According to the Department of Defense POW/Missing Personnel Office, on December 13, 1968 McGouldrick was on an airstrike mission when his plane collided with another aircraft over Savannakhet Province, Laos. McGouldrick was never seen again, and was listed as missing in action until a post-war military review board amended McGouldrick's status to "presumed killed in action" in July 1978.
Ann Mills-Griffiths, Chairman of the Board of the National League of POW/MIA Families, called last year's identification of Col. McGouldrick's remains "a celebration of the ending of uncertainty."
The Department of Defense claims that there are still 1,644 soldiers unaccounted for in Vietnam, Cambodia, Laos, and China, but relations between the U.S. and its former Vietnam War adversaries have improved to the point where the recovery of these fallen servicemen is possible. Since 2009, Vietnam has adapted increasingly open policies, offering what Mills-Griffiths describes as an "open invitation to the United States" to excavate former battlegrounds where the remains of American soldiers may be located.
"I am increasingly pleased with the seriousness with which Vietnam has increased cooperation across the board," Mills-Griffiths said.
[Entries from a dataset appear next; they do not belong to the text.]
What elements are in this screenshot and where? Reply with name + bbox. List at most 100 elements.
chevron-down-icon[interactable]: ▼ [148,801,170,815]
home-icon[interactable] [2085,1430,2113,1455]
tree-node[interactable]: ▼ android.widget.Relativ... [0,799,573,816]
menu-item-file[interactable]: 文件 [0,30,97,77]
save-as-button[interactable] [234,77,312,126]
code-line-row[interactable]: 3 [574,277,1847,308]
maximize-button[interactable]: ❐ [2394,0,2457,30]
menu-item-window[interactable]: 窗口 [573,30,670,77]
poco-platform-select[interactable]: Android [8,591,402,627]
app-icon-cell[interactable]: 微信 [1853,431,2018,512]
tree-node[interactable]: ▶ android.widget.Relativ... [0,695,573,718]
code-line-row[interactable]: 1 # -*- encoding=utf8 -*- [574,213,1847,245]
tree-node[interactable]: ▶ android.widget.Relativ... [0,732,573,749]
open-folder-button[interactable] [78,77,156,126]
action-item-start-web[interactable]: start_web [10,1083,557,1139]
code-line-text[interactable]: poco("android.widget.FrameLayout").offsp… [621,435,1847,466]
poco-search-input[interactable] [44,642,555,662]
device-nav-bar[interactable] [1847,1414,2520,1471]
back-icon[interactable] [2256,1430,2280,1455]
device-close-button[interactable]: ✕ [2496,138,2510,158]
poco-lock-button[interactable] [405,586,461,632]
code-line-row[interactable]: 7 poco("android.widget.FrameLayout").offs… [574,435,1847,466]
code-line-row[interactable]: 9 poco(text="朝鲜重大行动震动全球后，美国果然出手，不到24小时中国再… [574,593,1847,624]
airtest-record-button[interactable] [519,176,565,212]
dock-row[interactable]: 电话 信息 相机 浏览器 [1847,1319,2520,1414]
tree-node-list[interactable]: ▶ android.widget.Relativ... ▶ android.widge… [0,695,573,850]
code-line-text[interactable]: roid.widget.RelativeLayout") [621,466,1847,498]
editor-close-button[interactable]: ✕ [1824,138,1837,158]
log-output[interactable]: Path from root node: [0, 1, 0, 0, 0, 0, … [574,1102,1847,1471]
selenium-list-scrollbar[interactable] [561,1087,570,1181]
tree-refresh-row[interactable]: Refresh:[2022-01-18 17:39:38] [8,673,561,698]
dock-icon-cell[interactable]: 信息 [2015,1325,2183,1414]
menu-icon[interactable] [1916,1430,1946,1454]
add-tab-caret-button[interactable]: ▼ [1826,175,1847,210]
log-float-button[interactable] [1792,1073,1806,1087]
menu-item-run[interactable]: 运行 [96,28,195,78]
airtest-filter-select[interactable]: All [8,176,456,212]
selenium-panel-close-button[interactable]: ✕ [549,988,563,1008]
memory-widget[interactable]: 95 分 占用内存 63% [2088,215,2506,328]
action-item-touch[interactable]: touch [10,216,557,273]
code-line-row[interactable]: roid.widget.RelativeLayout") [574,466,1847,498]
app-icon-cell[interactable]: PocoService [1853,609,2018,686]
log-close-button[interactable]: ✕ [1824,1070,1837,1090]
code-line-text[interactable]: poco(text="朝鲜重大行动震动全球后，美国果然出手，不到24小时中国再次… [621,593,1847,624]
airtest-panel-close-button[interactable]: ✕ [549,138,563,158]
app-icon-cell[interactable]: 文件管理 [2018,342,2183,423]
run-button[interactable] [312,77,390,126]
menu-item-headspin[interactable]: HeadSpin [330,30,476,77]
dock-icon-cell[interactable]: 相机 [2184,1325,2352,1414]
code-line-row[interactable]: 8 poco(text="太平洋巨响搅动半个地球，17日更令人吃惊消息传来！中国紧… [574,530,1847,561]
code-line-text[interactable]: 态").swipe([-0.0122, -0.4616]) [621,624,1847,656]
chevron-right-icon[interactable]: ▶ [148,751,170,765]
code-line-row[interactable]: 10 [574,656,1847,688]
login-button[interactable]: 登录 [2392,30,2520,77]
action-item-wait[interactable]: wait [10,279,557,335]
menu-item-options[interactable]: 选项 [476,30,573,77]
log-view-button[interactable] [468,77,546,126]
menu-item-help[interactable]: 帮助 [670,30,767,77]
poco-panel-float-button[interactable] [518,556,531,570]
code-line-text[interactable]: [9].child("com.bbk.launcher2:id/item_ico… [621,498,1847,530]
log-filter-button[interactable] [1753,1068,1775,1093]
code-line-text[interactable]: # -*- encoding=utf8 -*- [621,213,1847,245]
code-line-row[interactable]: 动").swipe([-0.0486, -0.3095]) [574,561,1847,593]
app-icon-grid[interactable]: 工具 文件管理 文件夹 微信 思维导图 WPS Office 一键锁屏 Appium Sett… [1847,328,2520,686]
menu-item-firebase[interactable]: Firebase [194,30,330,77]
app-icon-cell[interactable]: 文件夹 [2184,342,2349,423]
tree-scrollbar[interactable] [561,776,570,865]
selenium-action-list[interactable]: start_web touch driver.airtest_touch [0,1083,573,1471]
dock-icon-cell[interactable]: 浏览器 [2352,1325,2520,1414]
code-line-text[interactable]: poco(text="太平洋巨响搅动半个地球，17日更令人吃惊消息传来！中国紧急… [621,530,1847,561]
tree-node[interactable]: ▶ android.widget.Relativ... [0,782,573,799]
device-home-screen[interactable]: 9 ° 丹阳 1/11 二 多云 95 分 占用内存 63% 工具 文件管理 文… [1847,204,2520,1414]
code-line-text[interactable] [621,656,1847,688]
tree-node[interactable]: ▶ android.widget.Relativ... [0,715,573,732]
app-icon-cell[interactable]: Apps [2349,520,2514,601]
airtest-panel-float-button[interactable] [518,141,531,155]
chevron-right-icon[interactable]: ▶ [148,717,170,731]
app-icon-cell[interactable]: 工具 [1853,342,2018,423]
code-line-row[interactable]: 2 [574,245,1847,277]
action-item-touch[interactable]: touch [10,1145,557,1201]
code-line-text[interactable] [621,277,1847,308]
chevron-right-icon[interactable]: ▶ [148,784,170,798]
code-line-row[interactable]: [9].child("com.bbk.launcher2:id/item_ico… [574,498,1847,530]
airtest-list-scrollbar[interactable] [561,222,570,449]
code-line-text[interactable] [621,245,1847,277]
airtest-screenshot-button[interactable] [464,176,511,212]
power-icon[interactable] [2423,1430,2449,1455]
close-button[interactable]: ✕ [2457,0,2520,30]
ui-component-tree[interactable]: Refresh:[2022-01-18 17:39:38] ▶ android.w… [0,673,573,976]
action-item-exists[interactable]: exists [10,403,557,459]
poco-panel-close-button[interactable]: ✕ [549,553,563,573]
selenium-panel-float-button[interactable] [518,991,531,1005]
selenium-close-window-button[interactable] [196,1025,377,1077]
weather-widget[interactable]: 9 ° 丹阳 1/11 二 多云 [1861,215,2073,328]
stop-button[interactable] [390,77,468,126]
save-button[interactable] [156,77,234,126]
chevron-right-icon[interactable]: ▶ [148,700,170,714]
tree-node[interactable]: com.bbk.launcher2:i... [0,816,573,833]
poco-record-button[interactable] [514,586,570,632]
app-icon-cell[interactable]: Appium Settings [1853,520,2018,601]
During annual talks at the Pentagon last month, an eight-member delegation of senior Vietnam officials also advised the United States that Vietnam would be opening four new sites in southern Vietnam to U.S. investigative teams, where specific incidents of U.S. soldier disappearances are reported to have occurred.
Guess, Col. McGouldrick's daughter, hopes that these investigations will provide more families the closure and relief that, in the case of her family, has been a long time coming.
McGouldrick's wife, Jacquelyn McGouldrick, died in 1980 and was buried in the cemetery at Arlington, eligible because of her husband's sacrifice. Thirty-three years later, her husband now rests at her side.
"Our mother passed away due to, I think, the stresses related to our father's disappearance," said Guess. "We know now that they're together in heaven. We always tease that that was the big secret – We know now that they're together, we just didn't realize for how long they'd been together."